Prokop Bartosz, Gelens Lendert
Laboratory of Dynamics in Biological Systems, Department of Cellular and Molecular Medicine, KU Leuven, Herestraat 49, 3000 Leuven, Belgium.
iScience. 2024 Feb 23;27(4):109316. doi: 10.1016/j.isci.2024.109316. eCollection 2024 Apr 19.
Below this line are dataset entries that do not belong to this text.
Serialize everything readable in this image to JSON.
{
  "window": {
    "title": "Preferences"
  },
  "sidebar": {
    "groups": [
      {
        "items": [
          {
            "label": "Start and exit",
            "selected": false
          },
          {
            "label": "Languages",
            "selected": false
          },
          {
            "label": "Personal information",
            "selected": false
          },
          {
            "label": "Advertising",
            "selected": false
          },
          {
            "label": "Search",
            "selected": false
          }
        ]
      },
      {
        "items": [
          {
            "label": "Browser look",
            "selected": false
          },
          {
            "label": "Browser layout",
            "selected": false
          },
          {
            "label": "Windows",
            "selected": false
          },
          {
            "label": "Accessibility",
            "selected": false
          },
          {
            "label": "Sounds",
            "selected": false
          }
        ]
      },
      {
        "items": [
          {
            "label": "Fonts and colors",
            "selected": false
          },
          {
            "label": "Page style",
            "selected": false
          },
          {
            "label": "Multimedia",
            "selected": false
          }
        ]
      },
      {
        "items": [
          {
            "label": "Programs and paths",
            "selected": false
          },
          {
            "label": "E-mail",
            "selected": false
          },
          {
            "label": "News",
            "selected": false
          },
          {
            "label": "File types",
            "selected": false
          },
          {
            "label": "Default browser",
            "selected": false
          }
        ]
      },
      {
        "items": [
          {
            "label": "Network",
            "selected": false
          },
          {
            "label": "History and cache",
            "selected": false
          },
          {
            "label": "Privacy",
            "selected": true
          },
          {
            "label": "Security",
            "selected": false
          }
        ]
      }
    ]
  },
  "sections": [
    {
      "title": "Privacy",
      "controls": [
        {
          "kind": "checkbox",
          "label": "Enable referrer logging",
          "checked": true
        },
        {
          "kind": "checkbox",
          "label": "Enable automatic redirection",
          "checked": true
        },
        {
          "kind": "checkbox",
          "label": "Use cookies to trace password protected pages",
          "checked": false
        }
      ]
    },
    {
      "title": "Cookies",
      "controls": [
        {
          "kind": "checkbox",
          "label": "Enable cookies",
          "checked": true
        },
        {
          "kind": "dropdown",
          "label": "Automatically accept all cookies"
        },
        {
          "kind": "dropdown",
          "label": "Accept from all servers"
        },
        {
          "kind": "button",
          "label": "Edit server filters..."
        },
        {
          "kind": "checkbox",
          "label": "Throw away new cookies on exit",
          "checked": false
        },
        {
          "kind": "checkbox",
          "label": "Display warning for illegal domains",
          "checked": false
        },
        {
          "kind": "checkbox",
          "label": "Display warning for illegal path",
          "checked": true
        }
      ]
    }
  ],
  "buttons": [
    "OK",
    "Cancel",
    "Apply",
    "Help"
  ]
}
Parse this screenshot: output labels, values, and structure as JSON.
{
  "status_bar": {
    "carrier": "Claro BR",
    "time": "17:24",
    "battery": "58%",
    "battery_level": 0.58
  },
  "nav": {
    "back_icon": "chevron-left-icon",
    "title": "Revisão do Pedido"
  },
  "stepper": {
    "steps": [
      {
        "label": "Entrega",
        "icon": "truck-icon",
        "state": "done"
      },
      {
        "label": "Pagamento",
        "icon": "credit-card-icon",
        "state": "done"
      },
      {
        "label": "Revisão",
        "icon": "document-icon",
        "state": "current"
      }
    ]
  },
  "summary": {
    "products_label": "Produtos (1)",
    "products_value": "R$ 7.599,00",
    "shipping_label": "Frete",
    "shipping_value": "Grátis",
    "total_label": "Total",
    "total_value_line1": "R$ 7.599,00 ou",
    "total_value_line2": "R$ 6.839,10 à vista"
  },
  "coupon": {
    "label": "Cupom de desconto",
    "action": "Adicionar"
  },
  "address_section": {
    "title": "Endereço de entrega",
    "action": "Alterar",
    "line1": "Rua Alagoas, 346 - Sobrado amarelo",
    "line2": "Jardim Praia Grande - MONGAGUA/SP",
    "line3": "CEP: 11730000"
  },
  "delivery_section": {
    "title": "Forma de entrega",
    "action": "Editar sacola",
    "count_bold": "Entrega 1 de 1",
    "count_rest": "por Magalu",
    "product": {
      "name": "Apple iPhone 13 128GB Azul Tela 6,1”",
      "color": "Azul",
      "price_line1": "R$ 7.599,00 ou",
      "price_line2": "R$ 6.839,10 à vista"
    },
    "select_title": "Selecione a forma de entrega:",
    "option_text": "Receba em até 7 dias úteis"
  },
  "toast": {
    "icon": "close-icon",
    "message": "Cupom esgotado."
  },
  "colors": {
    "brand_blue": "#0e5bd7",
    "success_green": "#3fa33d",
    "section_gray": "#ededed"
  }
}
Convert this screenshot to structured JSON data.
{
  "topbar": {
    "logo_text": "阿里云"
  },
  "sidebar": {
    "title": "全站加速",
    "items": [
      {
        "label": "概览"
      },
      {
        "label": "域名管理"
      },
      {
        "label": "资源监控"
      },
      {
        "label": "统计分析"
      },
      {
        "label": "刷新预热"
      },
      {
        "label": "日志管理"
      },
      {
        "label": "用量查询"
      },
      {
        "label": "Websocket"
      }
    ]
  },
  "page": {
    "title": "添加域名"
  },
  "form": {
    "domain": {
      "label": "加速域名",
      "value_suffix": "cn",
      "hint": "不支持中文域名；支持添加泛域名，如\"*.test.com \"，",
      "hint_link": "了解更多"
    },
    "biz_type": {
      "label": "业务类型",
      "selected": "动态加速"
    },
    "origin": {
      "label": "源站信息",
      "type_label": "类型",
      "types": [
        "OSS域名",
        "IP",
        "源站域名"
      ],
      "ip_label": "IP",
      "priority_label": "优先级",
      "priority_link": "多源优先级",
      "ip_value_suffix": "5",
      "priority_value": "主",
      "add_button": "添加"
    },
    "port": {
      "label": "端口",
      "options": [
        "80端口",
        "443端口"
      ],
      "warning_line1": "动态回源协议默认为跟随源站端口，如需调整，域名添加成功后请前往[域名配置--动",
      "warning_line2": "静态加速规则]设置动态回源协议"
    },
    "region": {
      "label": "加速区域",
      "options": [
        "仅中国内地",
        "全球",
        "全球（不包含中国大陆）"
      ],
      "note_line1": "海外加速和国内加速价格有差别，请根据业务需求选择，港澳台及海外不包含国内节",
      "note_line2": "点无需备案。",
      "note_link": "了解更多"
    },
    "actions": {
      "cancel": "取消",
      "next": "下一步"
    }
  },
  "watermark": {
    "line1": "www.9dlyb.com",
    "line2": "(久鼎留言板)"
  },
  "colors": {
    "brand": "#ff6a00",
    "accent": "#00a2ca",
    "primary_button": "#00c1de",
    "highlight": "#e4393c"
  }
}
Periodic changes in the concentration or activity of different molecules regulate vital cellular processes such as cell division and circadian rhythms. Developing mathematical models is essential to better understand the mechanisms underlying these oscillations. Recent data-driven methods like SINDy have fundamentally changed model identification, yet their application to experimental biological data remains limited. This study investigates SINDy's constraints by directly applying it to biological oscillatory data. We identify insufficient resolution, noise, dimensionality, and limited prior knowledge as primary limitations. Using various generic oscillator models of different complexity and/or dimensionality, we systematically analyze these factors. We then propose a comprehensive guide for inferring models from biological data, addressing these challenges step by step. Our approach is validated using glycolytic oscillation data from yeast.
不同分子浓度或活性的周期性变化调节着诸如细胞分裂和昼夜节律等重要的细胞过程。建立数学模型对于更好地理解这些振荡背后的机制至关重要。像SINDy这样的最新数据驱动方法从根本上改变了模型识别,但它们在实验生物学数据中的应用仍然有限。本研究通过直接将SINDy应用于生物振荡数据来研究其局限性。我们确定分辨率不足、噪声、维度和先验知识有限是主要限制因素。使用不同复杂度和/或维度的各种通用振荡器模型,我们系统地分析了这些因素。然后,我们提出了一个从生物数据推断模型的综合指南,逐步应对这些挑战。我们的方法通过使用酵母糖酵解振荡数据进行了验证。